Fuller, who is described as a master inventor on his company's profile, acknowledged that there are currently disadvantages with AI, also called machine learning, including the fact that it is only as good as the training data it receives, but says that his firm could have the solution.

"AI is about an algorithm that is able to do some things for you that you could not do before," he told The Gleaner following his presentation at Tech Beach Retreat at Iberostar Hotel in Montego Bay, St James, on the weekend.

"Whether it is understanding the text, whether it is conversing with you to troubleshoot a problem, if you don't have a training data that represents the full range of possibilities in terms of outcomes, then it will perform with an inherent bias, and we don't want bias in our computer algorithms; that's a problem."

... Another five to - 10 years for AI to dominate globally

IBM recently launched a programme called AI Overscale, which is meant to detect bias and address it in a machine-learning algorithm, but Nicholas Fuller, director for global research innovation at IBM Technology Services, is of the view that it will take another five to 10 years for artificial intelligence (AI) to dominate globally.

"We use AI today to understand the unstructured text, for conversation and chat, but that is the beginning," said Fuller, who hails from Trinidad and Tobago.

"When you think of a problem in healthcare, of trying to diagnose a heart issue of cardiac MRI, that is a complex problem.
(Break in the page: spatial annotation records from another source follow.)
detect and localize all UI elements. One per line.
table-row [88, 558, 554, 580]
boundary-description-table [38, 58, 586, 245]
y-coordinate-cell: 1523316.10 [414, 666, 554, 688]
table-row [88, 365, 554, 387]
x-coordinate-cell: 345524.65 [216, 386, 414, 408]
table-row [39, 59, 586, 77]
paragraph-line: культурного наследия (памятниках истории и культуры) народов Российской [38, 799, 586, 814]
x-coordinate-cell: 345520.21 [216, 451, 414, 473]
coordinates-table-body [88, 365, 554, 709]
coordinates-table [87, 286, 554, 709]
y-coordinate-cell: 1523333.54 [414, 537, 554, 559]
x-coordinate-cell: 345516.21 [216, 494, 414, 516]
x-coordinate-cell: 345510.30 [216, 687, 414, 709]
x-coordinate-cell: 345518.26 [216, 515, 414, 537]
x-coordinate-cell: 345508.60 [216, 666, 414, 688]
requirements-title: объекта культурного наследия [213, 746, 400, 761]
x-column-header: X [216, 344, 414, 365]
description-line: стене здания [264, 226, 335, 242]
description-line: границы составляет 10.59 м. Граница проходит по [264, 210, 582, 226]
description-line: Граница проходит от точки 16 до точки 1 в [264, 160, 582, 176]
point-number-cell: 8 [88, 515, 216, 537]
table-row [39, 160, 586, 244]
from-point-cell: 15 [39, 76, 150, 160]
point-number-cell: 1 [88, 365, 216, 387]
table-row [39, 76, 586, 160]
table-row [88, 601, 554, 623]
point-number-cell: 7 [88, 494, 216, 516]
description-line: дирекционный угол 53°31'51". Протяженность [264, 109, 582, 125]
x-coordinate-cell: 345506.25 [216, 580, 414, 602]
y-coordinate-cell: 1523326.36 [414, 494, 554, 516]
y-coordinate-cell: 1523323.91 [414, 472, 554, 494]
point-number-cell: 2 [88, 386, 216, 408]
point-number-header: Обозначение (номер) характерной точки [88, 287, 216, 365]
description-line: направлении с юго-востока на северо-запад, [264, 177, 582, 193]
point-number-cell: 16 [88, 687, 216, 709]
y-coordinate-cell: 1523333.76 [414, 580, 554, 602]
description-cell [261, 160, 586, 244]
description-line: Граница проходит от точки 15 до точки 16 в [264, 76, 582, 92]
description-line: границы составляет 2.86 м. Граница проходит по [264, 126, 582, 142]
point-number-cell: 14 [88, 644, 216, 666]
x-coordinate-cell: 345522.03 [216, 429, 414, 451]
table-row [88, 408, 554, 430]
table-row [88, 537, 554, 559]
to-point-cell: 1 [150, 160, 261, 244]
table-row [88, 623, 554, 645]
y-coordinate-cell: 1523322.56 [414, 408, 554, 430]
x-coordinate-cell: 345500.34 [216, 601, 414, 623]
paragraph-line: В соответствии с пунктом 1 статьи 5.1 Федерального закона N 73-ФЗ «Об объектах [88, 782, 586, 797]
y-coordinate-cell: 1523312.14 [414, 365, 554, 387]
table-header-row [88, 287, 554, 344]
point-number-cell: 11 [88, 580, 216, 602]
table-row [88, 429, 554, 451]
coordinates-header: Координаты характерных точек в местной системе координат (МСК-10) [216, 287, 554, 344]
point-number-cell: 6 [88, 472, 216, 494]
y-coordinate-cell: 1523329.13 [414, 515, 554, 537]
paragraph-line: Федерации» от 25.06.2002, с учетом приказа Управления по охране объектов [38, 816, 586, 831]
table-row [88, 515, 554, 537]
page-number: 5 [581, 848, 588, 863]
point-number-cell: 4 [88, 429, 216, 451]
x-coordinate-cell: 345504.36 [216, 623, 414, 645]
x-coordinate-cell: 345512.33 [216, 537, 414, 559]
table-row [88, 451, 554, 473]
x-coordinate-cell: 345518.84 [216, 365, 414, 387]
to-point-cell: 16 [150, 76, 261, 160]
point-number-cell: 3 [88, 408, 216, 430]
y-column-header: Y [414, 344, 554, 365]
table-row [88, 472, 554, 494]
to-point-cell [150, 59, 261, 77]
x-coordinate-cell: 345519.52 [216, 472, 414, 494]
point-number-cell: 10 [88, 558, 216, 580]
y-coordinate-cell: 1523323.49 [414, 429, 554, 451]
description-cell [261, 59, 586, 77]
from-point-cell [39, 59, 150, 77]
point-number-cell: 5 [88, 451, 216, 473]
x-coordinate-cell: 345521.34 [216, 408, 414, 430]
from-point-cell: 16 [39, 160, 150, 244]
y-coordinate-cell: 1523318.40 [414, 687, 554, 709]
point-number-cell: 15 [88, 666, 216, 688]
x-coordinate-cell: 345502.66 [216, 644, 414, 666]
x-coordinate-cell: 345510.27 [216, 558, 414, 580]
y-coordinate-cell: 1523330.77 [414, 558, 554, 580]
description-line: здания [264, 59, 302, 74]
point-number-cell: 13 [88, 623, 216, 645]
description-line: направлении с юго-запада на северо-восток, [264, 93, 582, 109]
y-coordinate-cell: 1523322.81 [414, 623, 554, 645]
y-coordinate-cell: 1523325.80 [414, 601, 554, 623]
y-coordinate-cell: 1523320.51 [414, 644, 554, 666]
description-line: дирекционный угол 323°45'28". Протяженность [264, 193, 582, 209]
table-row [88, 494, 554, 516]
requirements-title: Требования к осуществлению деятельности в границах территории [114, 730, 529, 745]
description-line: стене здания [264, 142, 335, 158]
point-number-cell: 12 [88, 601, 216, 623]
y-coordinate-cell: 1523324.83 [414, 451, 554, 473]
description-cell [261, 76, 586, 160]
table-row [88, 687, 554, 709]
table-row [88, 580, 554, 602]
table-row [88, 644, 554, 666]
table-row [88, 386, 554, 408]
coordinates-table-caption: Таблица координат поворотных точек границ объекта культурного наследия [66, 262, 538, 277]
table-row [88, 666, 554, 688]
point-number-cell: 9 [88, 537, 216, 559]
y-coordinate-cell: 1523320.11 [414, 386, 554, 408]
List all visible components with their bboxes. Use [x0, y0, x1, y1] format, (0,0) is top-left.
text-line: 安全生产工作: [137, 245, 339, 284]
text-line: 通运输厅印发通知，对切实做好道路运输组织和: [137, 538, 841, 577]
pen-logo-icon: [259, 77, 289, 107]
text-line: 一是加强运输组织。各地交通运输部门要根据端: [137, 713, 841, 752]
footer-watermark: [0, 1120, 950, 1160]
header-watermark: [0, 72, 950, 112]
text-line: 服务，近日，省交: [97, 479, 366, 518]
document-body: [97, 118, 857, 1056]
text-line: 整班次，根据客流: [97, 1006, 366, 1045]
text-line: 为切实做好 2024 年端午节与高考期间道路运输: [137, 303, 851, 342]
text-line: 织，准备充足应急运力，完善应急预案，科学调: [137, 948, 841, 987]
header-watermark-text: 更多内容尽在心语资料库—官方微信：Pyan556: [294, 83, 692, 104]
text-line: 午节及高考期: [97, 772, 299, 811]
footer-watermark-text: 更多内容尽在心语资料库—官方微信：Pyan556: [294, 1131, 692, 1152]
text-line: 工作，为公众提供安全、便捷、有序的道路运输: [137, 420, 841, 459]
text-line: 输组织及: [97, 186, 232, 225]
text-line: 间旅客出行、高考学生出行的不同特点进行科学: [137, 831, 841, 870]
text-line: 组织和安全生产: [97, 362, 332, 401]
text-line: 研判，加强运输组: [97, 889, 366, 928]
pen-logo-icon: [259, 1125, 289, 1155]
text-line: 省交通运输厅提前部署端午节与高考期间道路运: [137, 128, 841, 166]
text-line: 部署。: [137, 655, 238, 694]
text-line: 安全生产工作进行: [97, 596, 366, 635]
To train a model accurately is a difficult problem. When you think of the support domain of being able to provide predictive application failure for a large enterprise such as a bank, being able to ensure that that works well during a period of stress, like Black Friday with real-time transactions happening, those are tough problems, and we are just at the beginning of that, so domination on a global scale in a developed concept is a good five to 10 years away."